7. In our opinion, the law does not require any such direction. Indeed, the jury are not concerned with the consequences which may follow upon their verdict whether it be a verdict of guilty of the offences charged or a special verdict of not guilty on the ground of insanity. In our opinion, the judge is not bound to tell them, and counsel ought not to be allowed in any case to tell them, of the possible results of their verdict. No doubt, in places where capital offences remain, juries know what is the maximum punishment for the offence. Even then, in our opinion, it is undesirable that counsel be allowed to attempt to divert the jury from their consideration of the issues for their decision by emphasis upon the consequences of their verdict should they convict. (at p175)

8. Not only do we think that a trial judge is not bound to inform the jury of the consequences of a verdict of not guilty on the ground of insanity, but in our opinion it is in general unnecessary and undesirable that he should do so. With great respect to so experienced a judge as the late Barry J., we are unable to accept as universally valid the reason he gives in Reg. v. Weise (1969) VR 953 for giving the jury information as to the consequences which may follow on a verdict of not guilty on the ground of insanity. Certainly Dixon J.(as he then was) did not so think when summing up in R. v. Porter (1933) 55 CLR 182 , a case in which insanity was pleaded. There is, in our opinion, no need to complicate a trial and the resolution of the issues which arise in it by the introduction of what is truly, so far as the jury are concerned, an extraneous matter. It is, in our opinion, generally undesirable that reference should be made to the possible consequences which may ensue upon any verdict which the jury may properly return. (at p175)

9. Of course, there may be occasions when it is appropriate to apprise the jury of the consequences of the special verdict, i.e. not guilty on the ground of insanity. For example, if counsel should so far exceed his function as to speak to the jury of such consequences it may be not only desirable but necessary in the interests of justice for the judge to advert to the matter in his summing up. Attorney-General (S.A.) v. Brown (1960) AC 432 affords an illustration of such a case (see p. 454 of the report).
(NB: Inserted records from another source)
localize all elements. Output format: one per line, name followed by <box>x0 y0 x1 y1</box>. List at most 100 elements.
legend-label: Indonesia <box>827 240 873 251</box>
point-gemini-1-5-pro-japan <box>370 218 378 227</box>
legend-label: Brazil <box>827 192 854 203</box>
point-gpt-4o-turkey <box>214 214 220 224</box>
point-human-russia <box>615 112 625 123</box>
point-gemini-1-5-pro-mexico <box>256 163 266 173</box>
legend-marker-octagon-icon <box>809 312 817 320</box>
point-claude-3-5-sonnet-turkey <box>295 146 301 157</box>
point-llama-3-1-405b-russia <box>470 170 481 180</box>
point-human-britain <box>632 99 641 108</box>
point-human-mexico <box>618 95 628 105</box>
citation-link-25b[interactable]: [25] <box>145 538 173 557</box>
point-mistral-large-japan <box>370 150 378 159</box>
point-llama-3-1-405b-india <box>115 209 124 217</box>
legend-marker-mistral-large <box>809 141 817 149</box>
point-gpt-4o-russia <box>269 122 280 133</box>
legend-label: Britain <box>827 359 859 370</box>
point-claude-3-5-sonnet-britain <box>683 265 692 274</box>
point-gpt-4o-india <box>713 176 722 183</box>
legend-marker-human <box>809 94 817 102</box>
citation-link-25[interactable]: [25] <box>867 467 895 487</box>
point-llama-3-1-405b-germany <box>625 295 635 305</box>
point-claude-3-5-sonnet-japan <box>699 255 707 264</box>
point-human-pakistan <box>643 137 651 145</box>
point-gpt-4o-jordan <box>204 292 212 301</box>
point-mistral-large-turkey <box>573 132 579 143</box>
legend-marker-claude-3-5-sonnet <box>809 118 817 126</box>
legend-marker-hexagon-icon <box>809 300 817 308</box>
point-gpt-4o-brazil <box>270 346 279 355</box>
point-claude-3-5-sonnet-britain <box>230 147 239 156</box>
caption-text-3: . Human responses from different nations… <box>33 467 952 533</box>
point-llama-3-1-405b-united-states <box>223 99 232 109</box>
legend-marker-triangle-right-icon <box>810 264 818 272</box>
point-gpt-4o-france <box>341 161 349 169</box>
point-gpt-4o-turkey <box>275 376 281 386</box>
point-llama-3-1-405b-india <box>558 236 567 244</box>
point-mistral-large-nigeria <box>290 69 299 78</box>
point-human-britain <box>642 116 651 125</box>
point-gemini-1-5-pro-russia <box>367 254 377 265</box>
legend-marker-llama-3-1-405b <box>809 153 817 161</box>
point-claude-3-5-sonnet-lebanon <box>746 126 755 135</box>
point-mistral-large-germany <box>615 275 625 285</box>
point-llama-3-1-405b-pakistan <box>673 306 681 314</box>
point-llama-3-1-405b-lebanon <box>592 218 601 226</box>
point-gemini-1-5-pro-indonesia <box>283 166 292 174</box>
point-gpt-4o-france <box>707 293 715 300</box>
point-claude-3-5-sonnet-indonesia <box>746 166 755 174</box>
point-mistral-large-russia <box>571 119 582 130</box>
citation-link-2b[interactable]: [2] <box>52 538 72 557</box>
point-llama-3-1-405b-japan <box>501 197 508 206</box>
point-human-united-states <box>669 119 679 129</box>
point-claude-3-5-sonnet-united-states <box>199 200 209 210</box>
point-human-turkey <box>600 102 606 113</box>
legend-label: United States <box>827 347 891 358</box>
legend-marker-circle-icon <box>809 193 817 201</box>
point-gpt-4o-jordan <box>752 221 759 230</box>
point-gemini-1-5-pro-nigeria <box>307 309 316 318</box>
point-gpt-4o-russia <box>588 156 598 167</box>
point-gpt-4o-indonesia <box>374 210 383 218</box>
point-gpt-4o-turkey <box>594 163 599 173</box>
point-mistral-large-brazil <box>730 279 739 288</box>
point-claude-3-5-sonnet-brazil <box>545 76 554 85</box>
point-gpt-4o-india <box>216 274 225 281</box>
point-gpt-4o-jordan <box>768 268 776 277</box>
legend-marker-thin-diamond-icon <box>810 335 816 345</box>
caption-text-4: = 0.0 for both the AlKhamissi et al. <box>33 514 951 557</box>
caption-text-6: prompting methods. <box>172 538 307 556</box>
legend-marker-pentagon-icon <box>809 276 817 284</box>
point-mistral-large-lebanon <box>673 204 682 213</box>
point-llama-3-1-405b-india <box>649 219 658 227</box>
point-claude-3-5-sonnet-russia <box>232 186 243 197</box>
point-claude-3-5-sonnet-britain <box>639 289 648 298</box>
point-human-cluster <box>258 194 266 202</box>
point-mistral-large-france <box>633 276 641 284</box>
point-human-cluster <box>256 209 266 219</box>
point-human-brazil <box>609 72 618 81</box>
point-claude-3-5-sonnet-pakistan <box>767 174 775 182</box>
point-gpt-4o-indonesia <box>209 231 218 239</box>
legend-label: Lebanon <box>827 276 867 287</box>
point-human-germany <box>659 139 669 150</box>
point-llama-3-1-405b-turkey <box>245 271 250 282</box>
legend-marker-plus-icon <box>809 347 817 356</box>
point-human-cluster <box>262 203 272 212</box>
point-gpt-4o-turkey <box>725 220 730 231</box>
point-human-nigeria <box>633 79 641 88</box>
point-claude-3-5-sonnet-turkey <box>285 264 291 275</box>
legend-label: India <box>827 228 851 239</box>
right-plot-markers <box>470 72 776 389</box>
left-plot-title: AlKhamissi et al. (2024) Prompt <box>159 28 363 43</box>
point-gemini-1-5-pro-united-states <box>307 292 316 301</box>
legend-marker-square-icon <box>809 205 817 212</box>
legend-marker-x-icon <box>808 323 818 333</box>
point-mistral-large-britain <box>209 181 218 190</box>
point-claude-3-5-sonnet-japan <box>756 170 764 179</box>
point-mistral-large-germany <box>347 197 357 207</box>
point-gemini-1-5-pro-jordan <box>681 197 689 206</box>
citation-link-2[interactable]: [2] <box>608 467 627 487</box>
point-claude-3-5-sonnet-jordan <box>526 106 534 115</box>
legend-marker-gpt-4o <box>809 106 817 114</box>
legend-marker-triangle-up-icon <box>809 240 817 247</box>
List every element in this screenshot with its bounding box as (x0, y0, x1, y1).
There may be other circumstances in which a like intervention by the presiding judge is justified and at times called for. But the conclusion that he may, or should, refer in such cases to the consequences of the verdict can only arise in special circumstances. (at p175)
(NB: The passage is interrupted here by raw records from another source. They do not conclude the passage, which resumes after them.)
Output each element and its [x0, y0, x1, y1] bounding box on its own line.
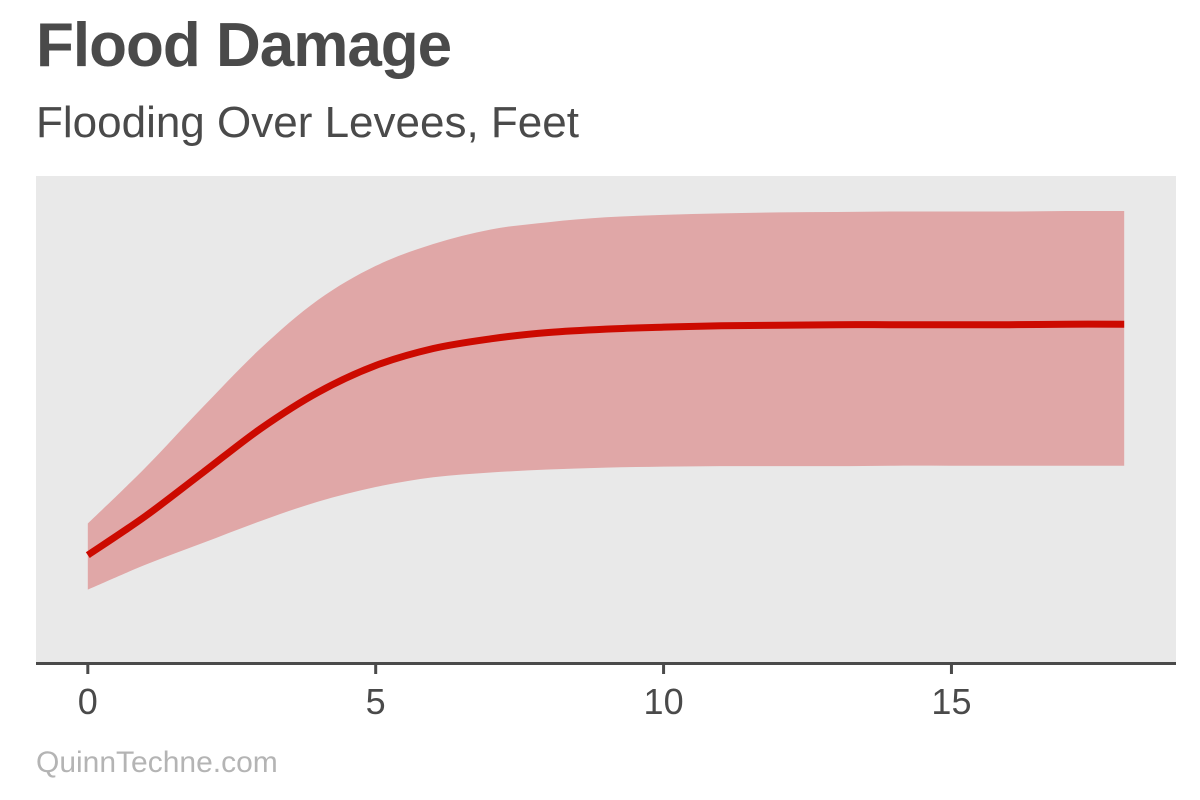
x-tick-label: 0 [78, 681, 98, 722]
source-credit: QuinnTechne.com [36, 746, 278, 779]
x-axis-ticks: 0 5 10 15 [78, 663, 971, 722]
estimate-line [85, 320, 1125, 558]
chart-subtitle: Flooding Over Levees, Feet [36, 98, 579, 147]
chart-title: Flood Damage [36, 11, 452, 80]
x-tick-label: 15 [931, 681, 971, 722]
x-tick-label: 10 [644, 681, 684, 722]
x-tick-label: 5 [366, 681, 386, 722]
confidence-band [87, 210, 1125, 590]
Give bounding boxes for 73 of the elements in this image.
10. In our opinion, the other complaints as to the summing up are without substance and afford no ground for interference with the jury's verdict. (at p175)

11. Lastly, it was submitted that the sentences were excessive and should be reduced. We have already rejected the application for leave to appeal on this ground. Counsel properly called our attention to various factors which, as he claimed, ought to have induced the trial judge to impose considerably lighter sentences. But having weighed all that counsel has said, we were unable to hold that the trial judge has fallen into any error in imposing the two sentences to which we have referred. The sentences were well within the proper exercise of his discretion in all the circumstances of the case. (at p176)

12. We would extend the time for lodging a notice of appeal and for giving notice of motion for leave to appeal. In so far as leave to appeal is necessary, we would refuse to grant it and in so far as such leave is unnecessary we would dismiss the appeal. (at p176)

Orders


Extend time to give notice of appeal and notice of motion. Leave to appeal refused: appeal dismissed.